La protagonista è Anna (Tessa Thompson), una giornalista televisiva in disgrazia dopo la morte della figlia appena nata, che decide di rilanciare la propria carriera proponendosi come inviata nella sua cittadina di origine, per documentare un omicidio. La vittima è una sua ex amica, il detective che indaga è il suo ex marito Jack Harper (Jon Bernthal). Ovviamente tutti i sospettati, nessuno escluso, hanno i loro segreti e le loro colpe.

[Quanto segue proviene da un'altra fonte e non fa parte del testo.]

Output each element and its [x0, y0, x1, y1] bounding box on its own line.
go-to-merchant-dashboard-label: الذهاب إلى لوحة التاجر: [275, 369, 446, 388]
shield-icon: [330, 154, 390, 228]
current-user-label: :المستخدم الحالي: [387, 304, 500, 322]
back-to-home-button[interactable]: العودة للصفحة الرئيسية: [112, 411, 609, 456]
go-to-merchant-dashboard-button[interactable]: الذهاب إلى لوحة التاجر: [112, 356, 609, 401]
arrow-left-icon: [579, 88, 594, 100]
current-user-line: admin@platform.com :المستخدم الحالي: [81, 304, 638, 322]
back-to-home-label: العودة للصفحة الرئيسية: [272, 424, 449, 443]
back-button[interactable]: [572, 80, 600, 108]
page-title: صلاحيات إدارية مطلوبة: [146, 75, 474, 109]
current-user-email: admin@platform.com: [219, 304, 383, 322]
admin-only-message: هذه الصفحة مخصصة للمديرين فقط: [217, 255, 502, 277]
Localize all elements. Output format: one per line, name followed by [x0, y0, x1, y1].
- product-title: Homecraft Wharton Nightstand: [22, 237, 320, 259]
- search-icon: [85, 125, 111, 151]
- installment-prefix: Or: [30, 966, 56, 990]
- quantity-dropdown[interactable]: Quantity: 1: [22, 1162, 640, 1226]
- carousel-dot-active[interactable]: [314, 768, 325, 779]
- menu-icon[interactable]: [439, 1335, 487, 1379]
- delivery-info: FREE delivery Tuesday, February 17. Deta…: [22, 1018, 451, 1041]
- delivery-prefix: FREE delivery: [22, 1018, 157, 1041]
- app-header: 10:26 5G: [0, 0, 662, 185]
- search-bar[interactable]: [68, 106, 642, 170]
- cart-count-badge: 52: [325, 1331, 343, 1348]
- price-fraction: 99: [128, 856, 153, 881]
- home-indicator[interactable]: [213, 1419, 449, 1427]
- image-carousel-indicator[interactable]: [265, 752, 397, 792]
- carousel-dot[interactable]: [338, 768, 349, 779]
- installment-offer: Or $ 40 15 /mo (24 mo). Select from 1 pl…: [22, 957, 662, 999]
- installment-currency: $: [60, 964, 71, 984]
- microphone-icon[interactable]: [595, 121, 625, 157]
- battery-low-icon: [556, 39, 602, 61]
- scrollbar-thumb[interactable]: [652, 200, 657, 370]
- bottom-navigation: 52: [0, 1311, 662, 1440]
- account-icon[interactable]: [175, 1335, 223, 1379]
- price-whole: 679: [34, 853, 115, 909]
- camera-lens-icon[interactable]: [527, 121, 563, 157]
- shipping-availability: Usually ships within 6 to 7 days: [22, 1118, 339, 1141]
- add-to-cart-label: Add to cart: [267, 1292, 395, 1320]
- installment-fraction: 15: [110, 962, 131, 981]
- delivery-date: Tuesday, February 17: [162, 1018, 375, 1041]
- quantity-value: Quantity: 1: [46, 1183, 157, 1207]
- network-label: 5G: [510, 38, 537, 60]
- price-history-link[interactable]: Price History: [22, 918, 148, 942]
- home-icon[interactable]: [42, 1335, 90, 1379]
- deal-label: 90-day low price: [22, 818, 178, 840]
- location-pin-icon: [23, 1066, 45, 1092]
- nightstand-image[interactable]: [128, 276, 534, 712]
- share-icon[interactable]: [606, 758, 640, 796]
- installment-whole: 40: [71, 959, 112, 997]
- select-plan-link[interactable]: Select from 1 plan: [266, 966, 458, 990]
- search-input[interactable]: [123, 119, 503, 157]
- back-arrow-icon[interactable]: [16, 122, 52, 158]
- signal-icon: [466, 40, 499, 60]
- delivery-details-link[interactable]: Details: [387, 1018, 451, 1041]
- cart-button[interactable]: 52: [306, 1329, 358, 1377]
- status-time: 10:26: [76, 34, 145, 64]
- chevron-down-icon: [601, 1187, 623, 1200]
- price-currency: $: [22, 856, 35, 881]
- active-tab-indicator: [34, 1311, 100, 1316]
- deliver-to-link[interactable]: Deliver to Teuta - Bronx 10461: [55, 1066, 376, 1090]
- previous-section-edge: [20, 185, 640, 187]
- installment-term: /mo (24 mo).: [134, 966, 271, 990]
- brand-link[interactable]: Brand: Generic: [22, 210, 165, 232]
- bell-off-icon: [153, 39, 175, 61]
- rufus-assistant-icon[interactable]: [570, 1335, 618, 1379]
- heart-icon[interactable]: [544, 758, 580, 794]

Brutta? Bella? Non saprei dire. Se si spegne il cervello e si guardano le serie solo come intrattenimento, funziona e stupisce alla grande. Personalmente ci ho trovato molto manierismo, molti stereotipi e un grande dubbio: tutti si ingroppano tutti, tutti pronti a tradire tutti pur di salvarsi la pelle... perché ad Albino non succede mai niente? O sono io che non le vedo?
Un'ultima riflessione: o Jon Bernthal è monoespressivo o gli danno sempre lo stesso ruolo. Mentre per la povera Sunita Mani (assistente detective di Harper/Bernthal) sappiamo che è esattamente la seconda delle due opzioni. Liberatela!